Na série The Midnight Gospel, criada por Duncan Trussell e Pendleton Ward, o protagonista, Clancy, escapa de seus problemas da vida real introduzindo-se em mundos surrealistas para gravar seu espaçocast. Suas ecléticas conversas incluem uma diversa coletânea de convidados, desde simples humanos até a morte em si.

Ao tratar de assuntos como filosofia, religião, existencialismo, saúde e a própria vida, a série é capaz de desmistificar a ideia equivocada de que animações estão sempre ligadas a temas superficiais. O estilo onírico de Midnight Gospel traz uma estética colorida que estimula nossa imaginação e encanta nossas mentes ao arremessar inúmeras situações caóticas, porém belas, na cara do espectador. Muitas vezes me via perdido na graciosidade da animação e, pouco depois, percebia que não estava prestando atenção no que estava sendo dito pelos personagens.

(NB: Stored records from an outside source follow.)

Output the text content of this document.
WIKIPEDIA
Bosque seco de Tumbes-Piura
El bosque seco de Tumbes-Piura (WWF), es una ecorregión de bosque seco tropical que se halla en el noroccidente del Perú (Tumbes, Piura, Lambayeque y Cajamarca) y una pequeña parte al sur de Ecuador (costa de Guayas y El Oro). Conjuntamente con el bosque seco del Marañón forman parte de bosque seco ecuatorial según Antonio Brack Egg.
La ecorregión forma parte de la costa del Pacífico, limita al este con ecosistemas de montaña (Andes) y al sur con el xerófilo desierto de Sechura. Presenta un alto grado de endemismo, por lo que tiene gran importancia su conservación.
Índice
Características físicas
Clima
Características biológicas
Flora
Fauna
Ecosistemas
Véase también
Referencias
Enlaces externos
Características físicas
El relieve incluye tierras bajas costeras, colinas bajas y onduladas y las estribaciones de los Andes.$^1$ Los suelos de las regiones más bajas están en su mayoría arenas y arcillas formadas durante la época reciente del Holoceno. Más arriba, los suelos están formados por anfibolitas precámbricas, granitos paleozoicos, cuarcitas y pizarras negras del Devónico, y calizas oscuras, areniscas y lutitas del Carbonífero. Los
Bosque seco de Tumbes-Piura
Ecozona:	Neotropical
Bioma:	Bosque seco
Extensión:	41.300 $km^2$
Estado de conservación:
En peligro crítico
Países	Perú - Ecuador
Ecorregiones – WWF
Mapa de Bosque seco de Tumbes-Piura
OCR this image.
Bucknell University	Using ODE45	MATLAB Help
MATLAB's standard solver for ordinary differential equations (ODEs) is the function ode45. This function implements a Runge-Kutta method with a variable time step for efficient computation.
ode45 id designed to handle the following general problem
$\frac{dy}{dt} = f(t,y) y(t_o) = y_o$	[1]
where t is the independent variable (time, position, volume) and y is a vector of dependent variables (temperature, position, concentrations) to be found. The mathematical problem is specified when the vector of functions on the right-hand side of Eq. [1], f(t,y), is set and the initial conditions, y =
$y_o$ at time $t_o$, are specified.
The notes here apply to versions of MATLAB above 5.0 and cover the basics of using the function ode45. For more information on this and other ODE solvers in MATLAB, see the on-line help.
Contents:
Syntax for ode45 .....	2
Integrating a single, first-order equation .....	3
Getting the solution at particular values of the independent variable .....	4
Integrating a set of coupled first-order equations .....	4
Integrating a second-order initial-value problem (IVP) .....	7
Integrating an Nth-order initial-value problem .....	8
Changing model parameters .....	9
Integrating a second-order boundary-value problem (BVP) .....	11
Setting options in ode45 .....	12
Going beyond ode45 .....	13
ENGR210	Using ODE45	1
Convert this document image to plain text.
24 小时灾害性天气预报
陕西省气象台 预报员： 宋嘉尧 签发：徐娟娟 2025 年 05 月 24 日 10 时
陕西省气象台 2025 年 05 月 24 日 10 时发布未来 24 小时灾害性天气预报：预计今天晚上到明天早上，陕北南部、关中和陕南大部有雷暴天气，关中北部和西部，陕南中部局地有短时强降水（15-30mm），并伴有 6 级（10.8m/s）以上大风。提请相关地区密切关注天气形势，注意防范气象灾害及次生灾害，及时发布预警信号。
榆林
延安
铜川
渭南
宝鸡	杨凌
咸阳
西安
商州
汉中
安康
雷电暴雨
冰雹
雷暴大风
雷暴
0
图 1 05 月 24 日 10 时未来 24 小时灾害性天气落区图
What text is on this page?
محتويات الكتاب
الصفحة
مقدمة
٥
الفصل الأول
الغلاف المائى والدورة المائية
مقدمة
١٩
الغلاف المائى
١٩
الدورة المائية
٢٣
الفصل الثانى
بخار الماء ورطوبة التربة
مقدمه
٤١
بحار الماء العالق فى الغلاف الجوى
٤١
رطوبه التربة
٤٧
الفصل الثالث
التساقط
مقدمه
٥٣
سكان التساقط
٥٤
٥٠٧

No sétimo episódio, Mente superlotada, conhecemos mais a respeito dos próprios dilemas mentais do protagonista, explorando a fundo sua ansiedade. Após postergar a manutenção do simulador que o coloca nos mundos onde grava suas conversas, Clancy se encontra tendo que lidar com problemas da vida real, o que, para ele, é extremamente sufocante. Aprendemos, nesse episódio, que o protagonista possui uma relação complicada com a irmã e que ele foi responsável pelo afastamento entre os dois. 

Quando finalmente conserta o simulador, o spacecaster viaja para um de seus mundos e conversa com David, um instrutor de meditação. Repleto de raiva por ter que lidar com seus próprios problemas, Clancy fica sozinho com seus pensamentos e nota a presença de um macaco telefonista, que pode ser uma representação de sua mente agitada.

Ele tenta controlar o macaco, mas é esse quem acalma Clancy e mostra-lhe uma paisagem repleta de serenidade. Em vez de desejar estar em outro lugar, o protagonista aceita onde está e, consequentemente, sua situação melhora. Nessa situação, interpreto que o lugar em questão não é físico, mas sim um estado mental e emocional.

Em outras palavras, citando a explicação de David, “ficar envolvido na sua história é como morar em um apartamento pequeno com espaço suficiente para você e seu colchão. Quando ganha espaço entre você e seus pensamentos, é como se mudar para uma casa muito maior. Assim, há espaço para você mesmo e espaço para convidar outras pessoas”.

David deixa claro que muitos ensinam a tratar a mente como um adolescente rebelde que deve ser calado e que isso é um equívoco. Concordo, uma vez que calar um adolescente rebelde, sem dar espaço para entendê-lo, resulta em um adulto angustiado. 

Logo em seguida, Clancy elabora uma instigante analogia acerca da mente do ser humano e a ansiedade que a atormenta: 

“Devemos aceitar que existe um enxame infinito de pensamentos em nossa mente, mas que não estamos necessariamente tão ligados a eles como pensamos”.

A ansiedade é um estado emocional do ser humano comumente relacionado ao medo, angústia e insegurança. Isso porque ela é a agente responsável por dar atenção aos pensamentos enganosos que fluem dentro de nós e por intensificá-los.

Por meio dos ensinamentos do episódio, fui capaz de entender minha própria ansiedade por outra perspectiva. Se dermos espaço para o enxame de pensamentos fluir dentro de nós, sem dar atenção aos respingos de ansiedade, é possível encarar a realidade de maneira mais clara. 

The Midnight Gospel é uma série repleta de conversas e ensinamentos, no que diz respeito à vida, capazes de causar sérias reflexões sobre a forma como vemos o mundo. Note que esse texto diz respeito a apenas um dos oito extraordinários episódios aptos para provocar ponderações em relação ao nosso universo.

Me despeço de você, caro leitor, com apenas uma sugestão: dê espaço para você e seu colchão.